Sorta like “second star to the right, and straight on till morning” – another literary allusion. 

 

What part of the human psyche is not attracted to this romantic vision? 

 

So it has been for me.  When I signed on to NASA’s payroll, I thought that we would do this shuttle thing for a few years, maybe build a space station, and then we would be off to the Moon and Mars and all the other places in the solar system.  Sometime after that maybe somebody would invent a way to travel to the stars and I could be involved in that, too.  Maybe it was watching too much Star Trek, Star Wars, reading Robert Heinlein; but it also certainly involved too much Homer and his Odysseus. 

 

Circumstances have turned out somewhat different than I expected.  Not that it hasn’t been a great adventure, it’s just that we haven’t gotten very far “beyond the sunset” in over 30 years of trying.  Somewhere along the way, I’ve tried to not grow up. 

 

Time for something new, I suppose. 

 

Lots of folks believe that they can invent/develop/complete new ways to “smite the furrows” of space.  It may be harder than they expect.  On the other hand, maybe there are new tricks that old dogs haven’t yet learned that will revolutionize space travel.  Certainly we need that.

 

Since I started with a ‘high brow’ literary reference, I’ll leave you with another to ponder.  Be sure to read the words carefully to catch the full meaning.

 

Henry IV Part I Act 3 Scene 1 line 53, by William Shakespeare:

 

Glendower:  I can call spirits from the vasty deep

Hotspur:  Why, so can I, or so can any man;

            But will they come when you do call for them?

Chick Flicks and Space Travel

After my son left home for college and marriage, the detente that existed in my home was upset by the lack of parity in the masculine and feminine genders.  In short, my wife and daughter outvoted me at the video rental store on a weekly basis.  We watched a lot of chick flicks in those days.

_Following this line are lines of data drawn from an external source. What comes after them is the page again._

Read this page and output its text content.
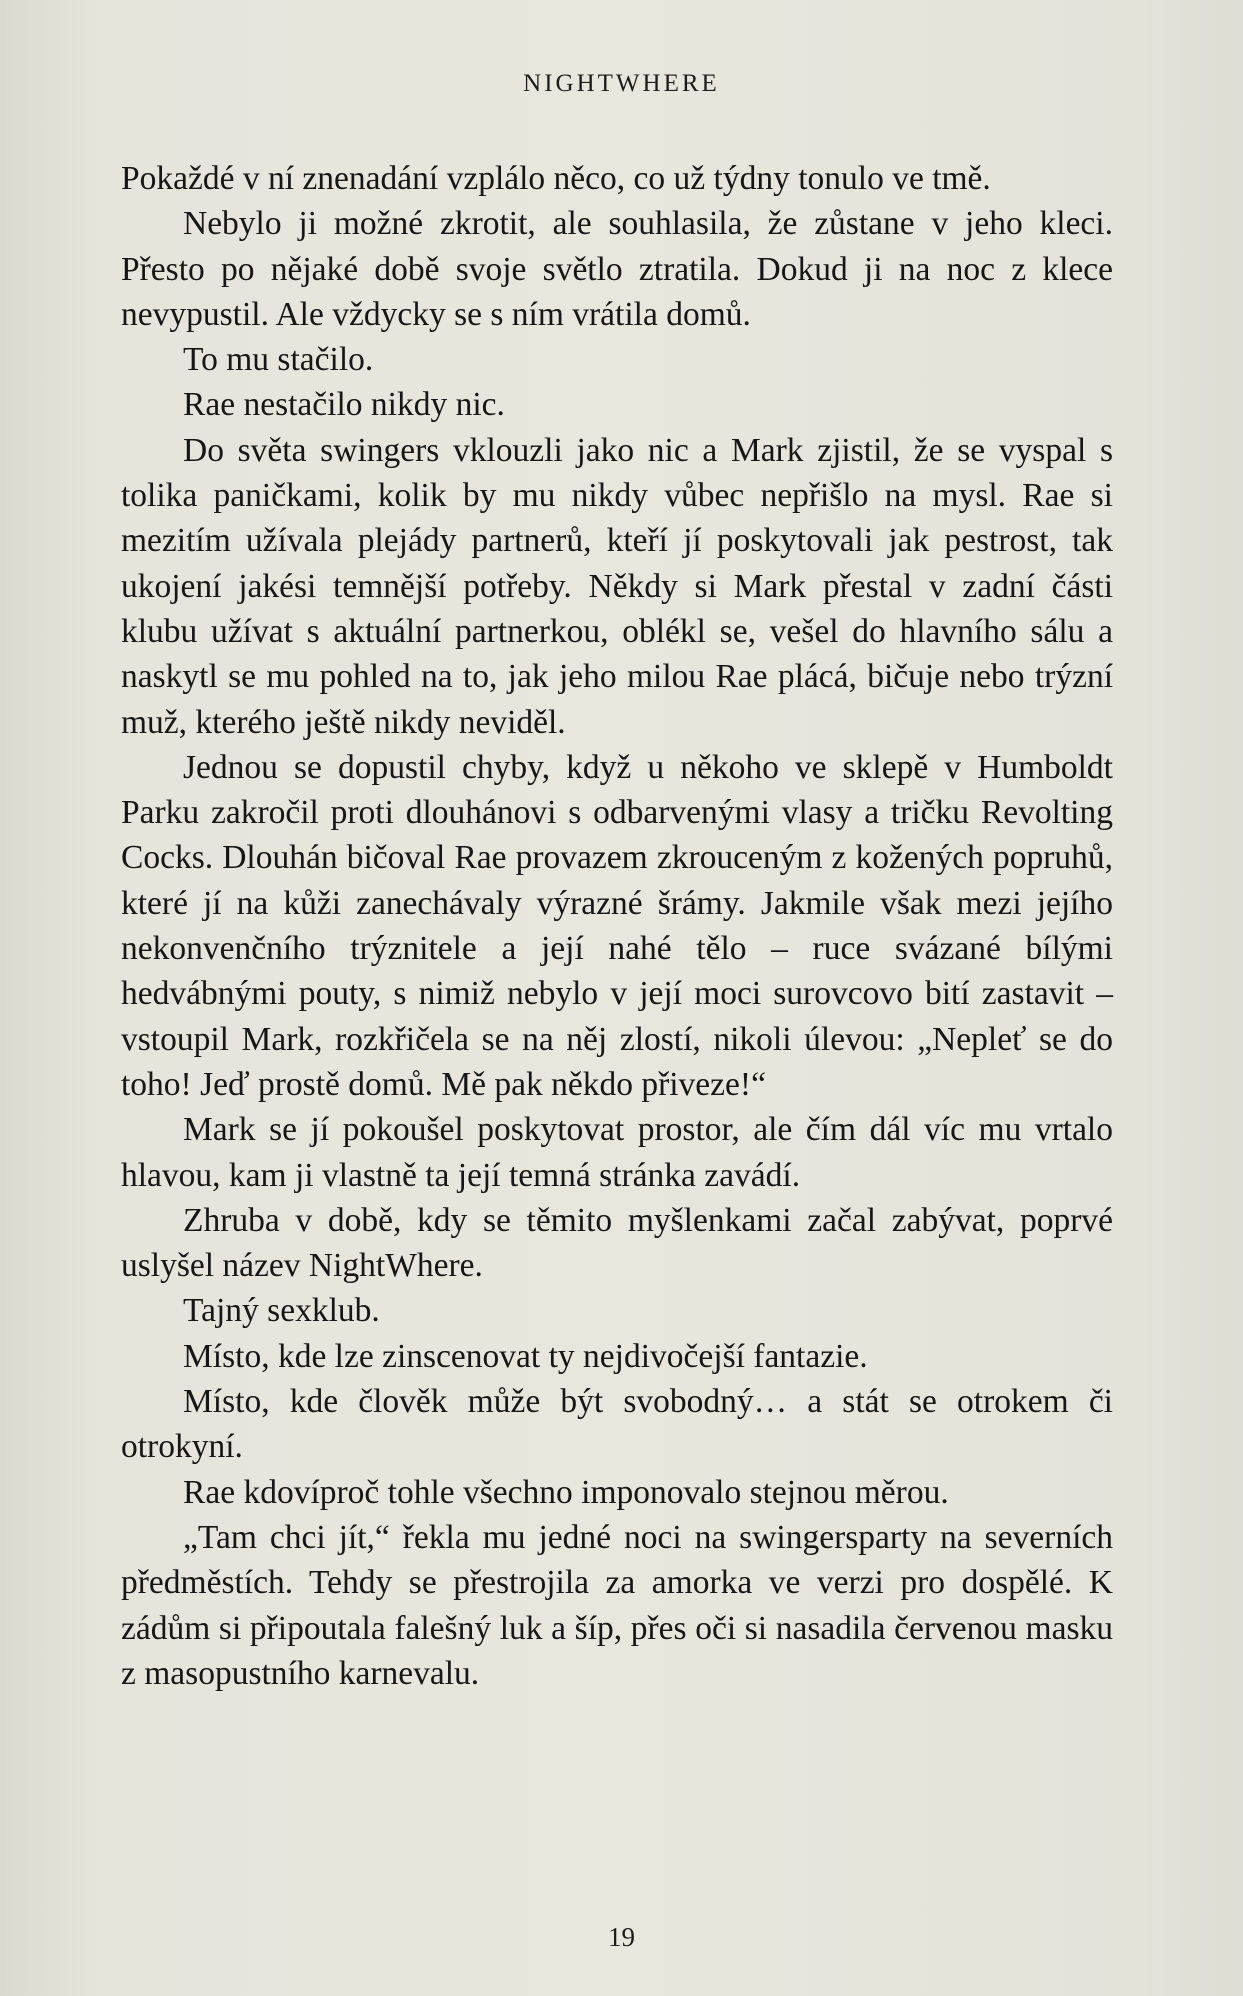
NIGHTWHERE

Pokaždé v ní znenadání vzplálo něco, co už týdny tonulo ve tmě.

Nebylo ji možné zkrotit, ale souhlasila, že zůstane v jeho kleci. Přesto po nějaké době svoje světlo ztratila. Dokud ji na noc z klece nevypustil. Ale vždycky se s ním vrátila domů.

To mu stačilo.

Rae nestačilo nikdy nic.

Do světa swingers vklouzli jako nic a Mark zjistil, že se vyspal s tolika paničkami, kolik by mu nikdy vůbec nepřišlo na mysl. Rae si mezitím užívala plejády partnerů, kteří jí poskytovali jak pestrost, tak ukojení jakési temnější potřeby. Někdy si Mark přestal v zadní části klubu užívat s aktuální partnerkou, oblékl se, vešel do hlavního sálu a naskytl se mu pohled na to, jak jeho milou Rae plácá, bičuje nebo trýzní muž, kterého ještě nikdy neviděl.

Jednou se dopustil chyby, když u někoho ve sklepě v Humboldt Parku zakročil proti dlouhánovi s odbarvenými vlasy a tričku Revolting Cocks. Dlouhán bičoval Rae provazem zkrouceným z kožených popruhů, které jí na kůži zanechávaly výrazné šrámy. Jakmile však mezi jejího nekonvenčního trýznitele a její nahé tělo – ruce svázané bílými hedvábnými pouty, s nimiž nebylo v její moci surovcovo bití zastavit – vstoupil Mark, rozkřičela se na něj zlostí, nikoli úlevou: „Nepleť se do toho! Jeď prostě domů. Mě pak někdo přiveze!“

Mark se jí pokoušel poskytovat prostor, ale čím dál víc mu vrtalo hlavou, kam ji vlastně ta její temná stránka zavádí.

Zhruba v době, kdy se těmito myšlenkami začal zabývat, poprvé uslyšel název NightWhere.

Tajný sexklub.

Místo, kde lze zinscenovat ty nejdivočejší fantazie.

Místo, kde člověk může být svobodný… a stát se otrokem či otrokyní.

Rae kdovíproč tohle všechno imponovalo stejnou měrou.

„Tam chci jít,“ řekla mu jedné noci na swingersparty na severních předměstích. Tehdy se přestrojila za amorka ve verzi pro dospělé. K zádům si připoutala falešný luk a šíp, přes oči si nasadila červenou masku z masopustního karnevalu.

19
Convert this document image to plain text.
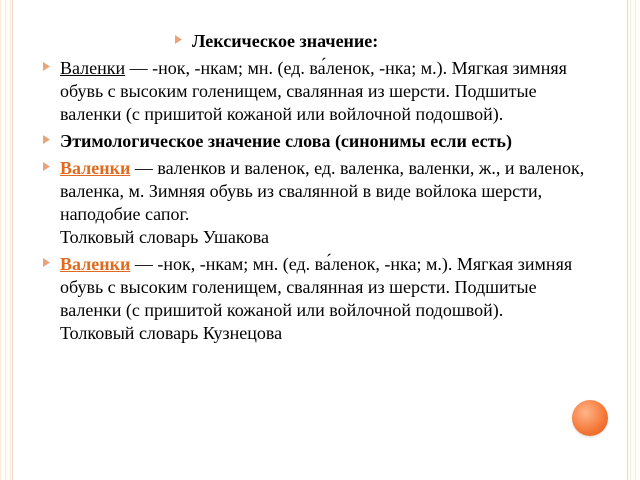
Лексическое значение:
Валенки — -нок, -нкам; мн. (ед. ва́ленок, -нка; м.). Мягкая зимняя обувь с высоким голенищем, свалянная из шерсти. Подшитые валенки (с пришитой кожаной или войлочной подошвой).
Этимологическое значение слова (синонимы если есть)
Валенки — валенков и валенок, ед. валенка, валенки, ж., и валенок, валенка, м. Зимняя обувь из свалянной в виде войлока шерсти, наподобие сапог.
Толковый словарь Ушакова
Валенки — -нок, -нкам; мн. (ед. ва́ленок, -нка; м.). Мягкая зимняя обувь с высоким голенищем, свалянная из шерсти. Подшитые валенки (с пришитой кожаной или войлочной подошвой).
Толковый словарь Кузнецова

Searching through the cupboard a few days ago, I came across the DVD of my daughter’s favorite all time movie.  And I was reminded of a short passage in the movie that seems pertinent to these days.

A lot of my time lately has been spent in wrangling discussions about writing down plans for the future which are contentious and ill defined.  Probably explains why I have not been updating the blog much lately.  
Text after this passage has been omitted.